- Born: Lucien Alphonse Joseph Streel 14 December 1911 Seraing, Belgium
- Died: 21 February 1946 (aged 34) Saint-Gilles, Belgium
- Education: Doctorate in Romance philology
- Alma mater: University of Liège
- Occupations: Teacher, journalist
- Years active: 1930–1944
- Notable work: Les Jeunes Gens et la Politique Ce Qu'Il Faut Penser de Rex La révolution du XXème siècle
- Political party: Rexist Party
- Movement: Action Catholique de la Jeunesse Belge
- Criminal status: Executed by firing squad
- Conviction: Treason
- Criminal penalty: Death

= José Streel =

Journalist, Rexist (1911–1946)

Lucien Alphonse Joseph "José" Streel (14 December 1911 – 21 February 1946) was a Belgian journalist and supporter of Rexism. Streel was an important figure in the early years of the movement, when he was the main political philosopher of Rexism as an ideology. He subsequently became less of a central figure following the German occupation of Belgium during World War II due to his lukewarm attitude towards working with Nazi Germany. Nevertheless, he was executed by Belgium after the war as a collaborator.

==Background and early political activities==
From a Catholic background, Streel took a doctorate in Romance philology at the University of Liège, where he also acted as president of the university's Fellowship of Christian Students. While working as a teacher and academic, Streel joined l'Action Catholique de la Jeunesse Belge in 1930 and whilst in this organisation he became close to Léon Degrelle and Jean Denis. As such he was an early member of the Rexist movement and rose to prominence with his 1932 work, Les Jeunes Gens et la Politique, which underlined his distaste for the modern world. Strongly influenced by Charles Maurras, the book sought to appeal to what it called the "young Catholic elite".

Throughout his writing Streel argued in favour of fascism, which he described as "something spiritual and mystical".

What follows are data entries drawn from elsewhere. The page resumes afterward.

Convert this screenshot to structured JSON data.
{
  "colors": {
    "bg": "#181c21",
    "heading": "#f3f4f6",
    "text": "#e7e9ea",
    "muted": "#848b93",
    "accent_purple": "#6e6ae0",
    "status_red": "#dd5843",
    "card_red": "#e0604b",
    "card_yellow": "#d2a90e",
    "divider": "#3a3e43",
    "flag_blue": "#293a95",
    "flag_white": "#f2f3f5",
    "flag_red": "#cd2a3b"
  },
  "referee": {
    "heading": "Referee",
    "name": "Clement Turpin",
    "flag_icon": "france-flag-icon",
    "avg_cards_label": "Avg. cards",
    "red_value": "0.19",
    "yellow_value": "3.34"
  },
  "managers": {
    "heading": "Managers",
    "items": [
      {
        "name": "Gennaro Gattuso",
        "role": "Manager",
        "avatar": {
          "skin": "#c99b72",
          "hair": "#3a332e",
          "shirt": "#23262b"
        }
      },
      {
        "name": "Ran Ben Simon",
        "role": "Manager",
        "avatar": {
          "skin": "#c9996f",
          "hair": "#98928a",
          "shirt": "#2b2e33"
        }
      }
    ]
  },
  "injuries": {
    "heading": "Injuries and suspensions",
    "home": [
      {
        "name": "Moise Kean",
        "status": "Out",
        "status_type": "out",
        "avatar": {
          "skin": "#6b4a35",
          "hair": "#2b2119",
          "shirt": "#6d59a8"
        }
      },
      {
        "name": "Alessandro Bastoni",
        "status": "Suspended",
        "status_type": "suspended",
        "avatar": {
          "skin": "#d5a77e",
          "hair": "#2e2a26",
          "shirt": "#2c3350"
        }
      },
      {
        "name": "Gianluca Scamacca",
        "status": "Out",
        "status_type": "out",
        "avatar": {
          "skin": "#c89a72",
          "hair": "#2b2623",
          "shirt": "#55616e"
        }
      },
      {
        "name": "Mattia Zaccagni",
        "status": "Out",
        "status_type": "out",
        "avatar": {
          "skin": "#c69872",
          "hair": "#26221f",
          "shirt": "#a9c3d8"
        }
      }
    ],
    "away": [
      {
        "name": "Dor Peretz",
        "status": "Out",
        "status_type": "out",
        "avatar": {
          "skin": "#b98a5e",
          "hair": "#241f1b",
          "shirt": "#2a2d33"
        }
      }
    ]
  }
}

In keeping with other fascist theorists he was highly critical of rationalism and instead argued that "you must act. The rest will take care of itself". He was fiercely critical of individualism as opposed to group identity, arguing "the individual does not exist in the pure state".

==Rexism==
Streel was appointed editor-in-chief of all the Rexist publications in 1936. That same year he published Ce Qu'Il Faut Penser de Rex, which was important as the philosophical basis of Rexism. He argued against democracy and in favour of an organic society, rejecting government by political parties and underlining what he perceived as the importance of group membership on the basis of family, regional, cultural and nationalistic identities. His work dealt little in the practicalities of how the ideology would be implemented, with these more mundane aspects covered more in the works of Denis.

He had reservations about Nazism due to his strong Catholic faith, and was generally not pro-German in outlook. A reserve officer in the Belgian Army, he was briefly held in a prisoner-of-war camp following the German invasion.

==Under the Nazis==
Despite his reservations, Streel was ultimately reconciled to collaborationism, fearing that the alternative would be German annihilation of Belgium. He became editor of Le Pays Réel in August 1940 when it re-appeared, and with Degrelle enlisting in the German forces, he became an important advisor to the new Rexist leader Victor Matthys. A strong advocate of Belgian independence, he called for joint action between the Rexists and the Flemish National Union in an attempt to frustrate German plans to incorporate Belgium into the Greater Germanic Reich; but when Degrelle returned from action and rejected this policy, he resigned from Rex in January 1943. The two also clashed over Streel's desire to refocus Rex as a strong political party, something that did not interest Degrelle, who preferred them to be a militarily-minded movement, a further cause of the 1943 split.

Having left Rexism, he continued his personal policy of limited collaboration, contributing to journals and radio broadcasts. Condemned by Degrelle as "a little man with too many scruples", he privately felt that co-operating with the Germans was no longer worthwhile, although he would never publicly state these ideas.

==Exile and death==
He eventually fled to Germany in 1944, although he took no political role there and instead worked in a factory. Belgian authorities condemned him to death in absentia but nonetheless he voluntarily re-entered the country after the war and gave himself up. Brought before the Brussels War Tribunal, he was defended by Paul-Henri Spaak and other leading figures and initially his sentence was commuted to life imprisonment with hard labour. A review by the Auditeur Militaire however uncovered an article he had written condemning the Belgian government in exile and reimposed the original sentence.

Streel declared "I regret nothing" and insisted that fascism had been essential for Europe in order to avert disaster. Held at the Ixelles army barracks, he was executed by firing squad on 21 February 1946.

==Books of José Streel==
- Streel José, La révolution du XXème siècle (new edition of the book which was published in 1942 by the la NSE in Bruxelles), preface of Lionel Baland, Déterna, Paris, 2010.